Milanovic starts by tackling the question of what sort of inequality we are measuring. Concept 1 inequality is among the mean incomes of individual countries; tiny Lithuania population-wise counts for the same as large Russia. Concept 2 inequality weighs inequality according to each country's population size; Lithuania's average income would be extended to its 3.5M citizens, while Russia's average income to its 143M citizens. In an ideal world, we would have enough data to measure Concept 3 inequality, wherein we have data on the income of each individual in existence. While such data is nearly available in Western countries through household surveys, it is sparse in developing countries, to say the least.
The most commonly used measure of income inequality is the Gini index, which ranges from 0 (perfect equality) to 1 (perfect inequality where a single person has all the income.) Three main considerations also need to be accounted for, namely:
- Do we measure income at market exchange rates (usually against the US dollar) or on a purchasing power parity basis (PPP--what can actually be purchased locally)?

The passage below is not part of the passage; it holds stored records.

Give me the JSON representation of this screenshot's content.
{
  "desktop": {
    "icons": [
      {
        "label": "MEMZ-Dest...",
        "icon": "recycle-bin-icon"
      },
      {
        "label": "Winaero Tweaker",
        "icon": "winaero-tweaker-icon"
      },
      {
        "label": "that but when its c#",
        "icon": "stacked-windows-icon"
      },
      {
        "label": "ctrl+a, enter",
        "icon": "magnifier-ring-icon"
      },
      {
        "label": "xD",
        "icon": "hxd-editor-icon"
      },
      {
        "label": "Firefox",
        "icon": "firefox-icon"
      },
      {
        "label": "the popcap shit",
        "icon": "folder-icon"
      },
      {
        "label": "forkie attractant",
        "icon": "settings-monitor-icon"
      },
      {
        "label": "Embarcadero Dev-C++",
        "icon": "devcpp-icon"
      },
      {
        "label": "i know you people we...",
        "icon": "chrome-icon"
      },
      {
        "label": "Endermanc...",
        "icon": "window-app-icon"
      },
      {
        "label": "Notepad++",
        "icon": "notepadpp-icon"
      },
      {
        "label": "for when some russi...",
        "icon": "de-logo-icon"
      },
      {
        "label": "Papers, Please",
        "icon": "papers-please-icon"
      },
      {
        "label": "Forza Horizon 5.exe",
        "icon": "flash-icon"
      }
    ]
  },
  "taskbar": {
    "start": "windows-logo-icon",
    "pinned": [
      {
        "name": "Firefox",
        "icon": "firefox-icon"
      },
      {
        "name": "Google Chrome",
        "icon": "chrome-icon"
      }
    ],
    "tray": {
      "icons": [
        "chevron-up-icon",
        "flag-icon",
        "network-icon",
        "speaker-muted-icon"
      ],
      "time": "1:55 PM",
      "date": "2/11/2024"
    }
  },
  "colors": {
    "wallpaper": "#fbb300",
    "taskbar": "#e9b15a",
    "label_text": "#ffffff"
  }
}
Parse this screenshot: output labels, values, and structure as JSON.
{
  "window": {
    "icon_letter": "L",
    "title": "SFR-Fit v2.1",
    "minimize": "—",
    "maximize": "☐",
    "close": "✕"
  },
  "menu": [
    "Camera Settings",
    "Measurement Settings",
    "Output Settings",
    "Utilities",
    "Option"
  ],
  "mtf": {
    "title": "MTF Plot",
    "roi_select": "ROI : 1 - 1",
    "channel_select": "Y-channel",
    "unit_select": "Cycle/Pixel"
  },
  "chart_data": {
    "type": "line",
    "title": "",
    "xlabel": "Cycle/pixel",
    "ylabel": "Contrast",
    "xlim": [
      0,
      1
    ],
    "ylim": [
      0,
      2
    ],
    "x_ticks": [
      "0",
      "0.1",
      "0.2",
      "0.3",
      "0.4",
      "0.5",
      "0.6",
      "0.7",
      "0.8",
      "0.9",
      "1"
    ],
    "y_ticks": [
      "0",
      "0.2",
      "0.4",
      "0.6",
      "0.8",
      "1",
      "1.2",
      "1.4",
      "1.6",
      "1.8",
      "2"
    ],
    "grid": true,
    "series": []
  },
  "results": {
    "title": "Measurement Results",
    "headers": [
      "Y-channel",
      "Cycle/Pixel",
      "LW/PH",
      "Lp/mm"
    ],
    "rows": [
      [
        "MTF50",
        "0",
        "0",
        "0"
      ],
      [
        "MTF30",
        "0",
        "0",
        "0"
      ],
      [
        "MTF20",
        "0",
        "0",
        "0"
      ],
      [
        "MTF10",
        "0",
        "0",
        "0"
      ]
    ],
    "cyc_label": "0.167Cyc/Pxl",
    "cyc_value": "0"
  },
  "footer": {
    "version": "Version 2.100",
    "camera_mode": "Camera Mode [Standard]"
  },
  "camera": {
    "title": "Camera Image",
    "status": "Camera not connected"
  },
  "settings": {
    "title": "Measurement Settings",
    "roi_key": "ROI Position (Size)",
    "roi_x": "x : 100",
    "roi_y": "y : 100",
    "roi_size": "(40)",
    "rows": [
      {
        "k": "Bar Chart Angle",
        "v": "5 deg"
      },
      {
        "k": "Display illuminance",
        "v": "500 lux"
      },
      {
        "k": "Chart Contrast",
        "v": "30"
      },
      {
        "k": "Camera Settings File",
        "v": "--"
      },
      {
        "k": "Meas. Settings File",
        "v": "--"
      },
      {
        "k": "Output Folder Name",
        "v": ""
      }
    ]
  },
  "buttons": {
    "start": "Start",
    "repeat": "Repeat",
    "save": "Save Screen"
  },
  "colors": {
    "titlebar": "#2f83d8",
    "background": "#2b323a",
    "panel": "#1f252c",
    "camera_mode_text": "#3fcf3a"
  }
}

- Do we use survey-based mean income (from household surveys) or GDP per capita (which is basically GDP per head)?
- Do we measure income (what one earns) or expenditures (what one spends)? While Western and Latin American nations typically use income as an indicator, those in Africa and Asia typically use expenditures. The problem is that expenditures are fairly stable over time, presumably because basic needs have to be met, while income is more variable.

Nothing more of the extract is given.